The European Union said today that paid blue check marks on social media network X are misleading users and are being abused by malicious parties. The EU is threatening Elon Musk's platform with millions of dollars in fines if the company does not make changes.
Allowing accounts to pay for verification violates the EU's Digital Services Act (DSA), European Commission officials said Friday, as it “negatively impacts users' ability to make free and informed decisions about the authenticity of accounts.” X now has a chance to respond to the findings. If Musk cannot reach a resolution with the EU, the company faces fines of up to 6 percent of its global annual turnover.
Blue check marks, which appear next to the account names of X Premium subscribers, have been the subject of controversy since Musk took over the platform in 2022. “Previously, blue check marks represented reliable sources of information. Now, with X, we provisionally consider that they mislead users and breach the DSA,” Thierry Breton, the EU’s internal market commissioner, said in a statement. “X now has the right to a defence, but if our position is confirmed, we will impose fines and demand significant changes.”
X did not respond to WIRED's request for comment.
Before Musk took over X, formerly known as Twitter, blue checkmarks were used to verify the identities of influential accounts ranging from the U.S. Centers for Disease Control and Prevention to celebrity Kim Kardashian. Approved by Twitter staff, blue checkmarks were also common among active researchers and journalists, indicating they were trustworthy sources of information.
Proponents of that system argued that it would help users identify trustworthy voices while curbing scammers and impersonators. But Musk decried the arrangement as elitist and “corrupt to the core.” The ability to buy a blue checkmark for $8 a month, he said, was an antidote to Twitter’s “current lords and peasants” attitude. “Power to the people!” he posted, as he announced the new subscription model.
But after a series of scandals — NBA star LeBron James was among the high-profile figures targeted by impersonator accounts with paid blue checks — X introduced a more complicated color-coded system that Musk described as “painful, but necessary.” Verified businesses can get gold checks, gray checks go to governments, and in April 2024, users deemed “influential” would have their blue checks reinstated for free.
Despite the changes, the EU said on Friday that X's verification system does not align with industry practices.
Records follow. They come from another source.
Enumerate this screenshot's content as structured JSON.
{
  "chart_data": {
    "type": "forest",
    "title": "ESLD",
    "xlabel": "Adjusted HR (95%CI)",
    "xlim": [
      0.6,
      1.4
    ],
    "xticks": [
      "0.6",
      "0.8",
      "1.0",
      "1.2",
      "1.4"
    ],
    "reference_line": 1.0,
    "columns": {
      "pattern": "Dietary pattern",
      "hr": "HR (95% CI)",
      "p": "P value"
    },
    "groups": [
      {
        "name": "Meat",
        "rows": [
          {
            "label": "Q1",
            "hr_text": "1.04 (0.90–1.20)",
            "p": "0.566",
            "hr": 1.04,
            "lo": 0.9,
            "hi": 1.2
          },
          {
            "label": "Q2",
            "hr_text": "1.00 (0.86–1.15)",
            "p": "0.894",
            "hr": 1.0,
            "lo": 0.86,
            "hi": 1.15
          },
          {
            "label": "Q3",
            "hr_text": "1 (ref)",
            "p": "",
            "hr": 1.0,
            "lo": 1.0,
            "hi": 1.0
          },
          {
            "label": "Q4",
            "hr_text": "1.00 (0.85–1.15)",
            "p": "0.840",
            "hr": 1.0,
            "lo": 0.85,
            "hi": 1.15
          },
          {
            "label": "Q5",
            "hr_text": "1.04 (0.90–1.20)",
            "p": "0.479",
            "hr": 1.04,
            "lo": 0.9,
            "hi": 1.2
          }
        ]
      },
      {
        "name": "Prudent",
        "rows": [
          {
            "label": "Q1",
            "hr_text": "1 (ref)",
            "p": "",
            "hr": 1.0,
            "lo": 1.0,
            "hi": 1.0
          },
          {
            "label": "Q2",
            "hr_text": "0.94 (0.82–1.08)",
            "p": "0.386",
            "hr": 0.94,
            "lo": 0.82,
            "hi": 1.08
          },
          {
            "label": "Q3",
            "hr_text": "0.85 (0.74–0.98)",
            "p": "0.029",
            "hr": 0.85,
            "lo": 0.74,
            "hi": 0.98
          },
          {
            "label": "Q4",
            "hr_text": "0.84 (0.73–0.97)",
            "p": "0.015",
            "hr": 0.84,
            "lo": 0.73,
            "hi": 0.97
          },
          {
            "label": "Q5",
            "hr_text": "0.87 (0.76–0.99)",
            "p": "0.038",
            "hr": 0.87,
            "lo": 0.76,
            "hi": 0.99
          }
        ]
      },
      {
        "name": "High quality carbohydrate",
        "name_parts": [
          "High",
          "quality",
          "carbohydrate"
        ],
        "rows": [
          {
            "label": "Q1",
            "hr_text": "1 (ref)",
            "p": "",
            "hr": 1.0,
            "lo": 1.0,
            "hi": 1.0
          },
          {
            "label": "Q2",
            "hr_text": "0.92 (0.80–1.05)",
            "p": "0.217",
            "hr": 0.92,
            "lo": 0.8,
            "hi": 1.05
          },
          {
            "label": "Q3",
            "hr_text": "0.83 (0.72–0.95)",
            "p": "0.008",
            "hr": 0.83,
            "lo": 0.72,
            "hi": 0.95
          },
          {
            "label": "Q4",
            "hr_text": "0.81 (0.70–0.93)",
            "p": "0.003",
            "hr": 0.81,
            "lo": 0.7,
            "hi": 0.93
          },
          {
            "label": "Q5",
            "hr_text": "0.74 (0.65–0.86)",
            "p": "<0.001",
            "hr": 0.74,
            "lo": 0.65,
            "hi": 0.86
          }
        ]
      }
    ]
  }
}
Officials also alleged that X does not comply with local advertising transparency rules and does not give researchers sufficient access to its public data, using methods such as scraping. The cost of access to X's API — enterprise plans start at $42,000 per month — discourages researchers from pursuing projects or forces them to pay disproportionately high fees, the commission said. “In our view, X does not comply with the DSA in key transparency areas,” EU competition chief Margrethe Vestager said in a statement about X, adding that this was the first time a company had been charged for “preliminary findings” under the Digital Services Act.
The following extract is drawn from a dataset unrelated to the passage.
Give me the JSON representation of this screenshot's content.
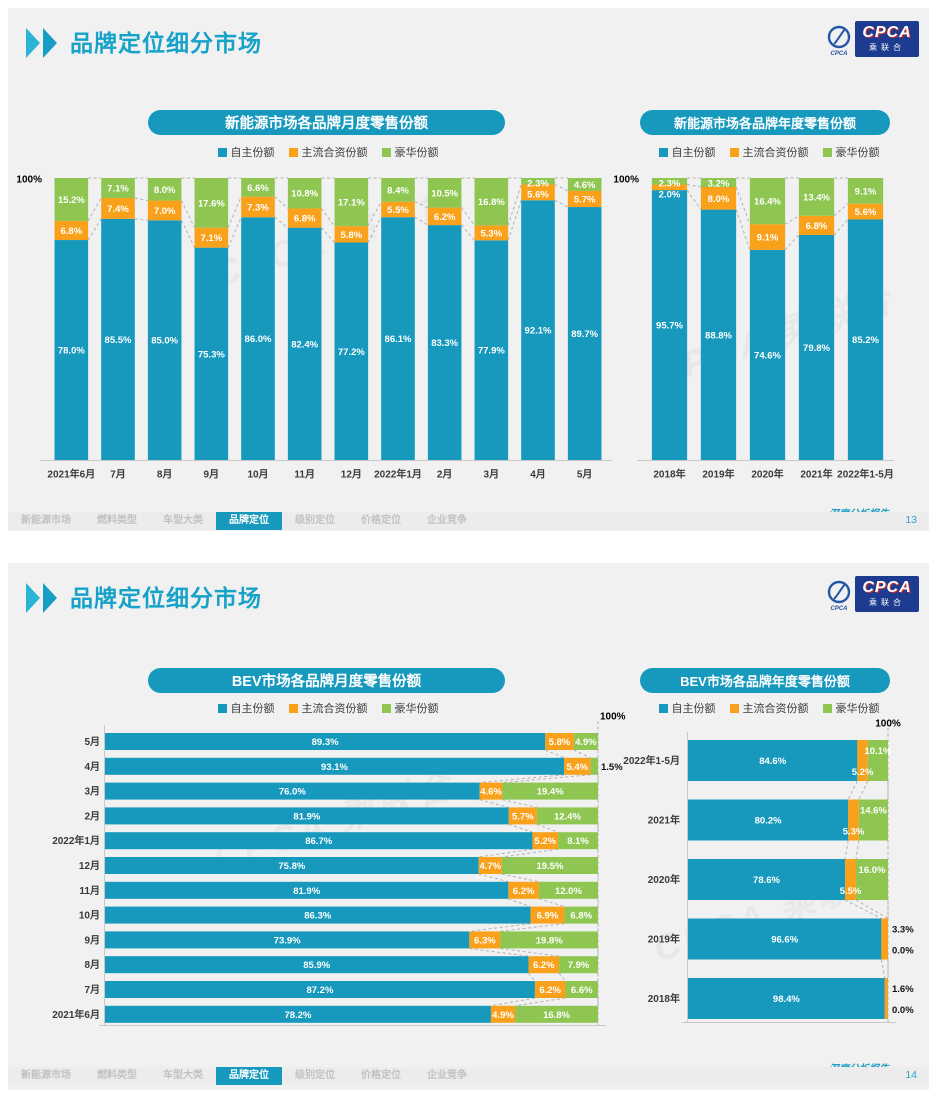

The X reprimand is the latest in a series of notices the Commission has sent to major tech companies as European regulators deploy new rules designed to curb tech giants’ market power and improve the way they operate. The EU has not given X a deadline to respond to the findings.
In the past month, Apple, Microsoft and Meta have all been accused of breaching EU rules. Meta and Apple must resolve their cases by March 2025 to avoid fines. Yesterday, Apple said it would make its Tap and Go wallet technology available to rivals in its latest concession to the local regulator’s demands.